When an anti-pokies crusader tries to force their agenda down your throat, what they really want is to deprive people of the most basic delights: light and music. What’s next? Gouging out your eyes with a big government ice cream scoop? Filling your ear holes with nasty rough concrete next? Yes!
And you’re telling me they want to do that all because I’m fine-tuned to entrap and destroy the livelihoods of huge numbers of society’s most vulnerable members at a frequency and scale difficult to fathom? Truly, the kind of thing that’d make any benevolent God pull the plug on the whole earth lab experiment — if the continued existence of my kind didn’t suggest fairly compellingly that such a God must surely be long dead, if he ever even existed at all?
Well, it sounds like someone just doesn’t like having fun.

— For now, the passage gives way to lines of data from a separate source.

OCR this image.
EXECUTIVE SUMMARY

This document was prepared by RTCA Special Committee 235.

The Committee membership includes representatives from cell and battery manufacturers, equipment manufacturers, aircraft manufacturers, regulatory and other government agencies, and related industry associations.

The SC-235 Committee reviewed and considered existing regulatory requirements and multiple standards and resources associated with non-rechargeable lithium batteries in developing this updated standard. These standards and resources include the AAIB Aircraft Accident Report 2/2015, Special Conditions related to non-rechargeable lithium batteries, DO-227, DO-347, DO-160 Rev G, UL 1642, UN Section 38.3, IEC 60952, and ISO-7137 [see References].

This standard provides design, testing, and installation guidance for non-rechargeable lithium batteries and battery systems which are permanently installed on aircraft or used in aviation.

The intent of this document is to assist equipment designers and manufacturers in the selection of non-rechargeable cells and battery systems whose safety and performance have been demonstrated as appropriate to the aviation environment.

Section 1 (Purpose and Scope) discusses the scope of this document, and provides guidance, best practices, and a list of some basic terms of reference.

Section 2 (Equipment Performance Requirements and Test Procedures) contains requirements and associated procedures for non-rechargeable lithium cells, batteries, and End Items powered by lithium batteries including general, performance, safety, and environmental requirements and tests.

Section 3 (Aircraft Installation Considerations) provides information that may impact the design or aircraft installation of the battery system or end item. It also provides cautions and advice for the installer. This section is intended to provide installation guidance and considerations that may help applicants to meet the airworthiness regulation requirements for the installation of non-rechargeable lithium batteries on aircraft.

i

Look, I’ll admit we can do better. Sure, our seats are sometimes wonky and you can only smoke while playing a small percentage of us (we’ll get that number up, fingers crossed). And, yes, we may or may not contribute to a few thousand families being drained of their life savings, thanks to unethical mechanics in a predatory environment conspicuously designed to rid you of your cash by exploiting the hole left by the long-felt disintegration of community.
But we are so much more than that: we also have those weird and often problematically themed games! Why not spend an hour panning for gold in the Wild West, swivel on your chair to visit “the Orient” (seriously) before hopping over to the gilded avenues of, uh… ancient Mesopotamia? Sure, why not. Watch out everybody, Gilgamesh here is on a hot streak, no time for the meat raffle!
This is what they want to take from you. A chance for fortune and escape, a chance for a punter — probably sunburnt and waiting up to four hours to play (thanks to government-mandated closing hours, I’ll remind you) — to enjoy the ancient Levant.
Now if you’ll excuse me, I have some pensioners to make destitute for the benefit of Woolworths shareholders. Ding ding ding ding ding!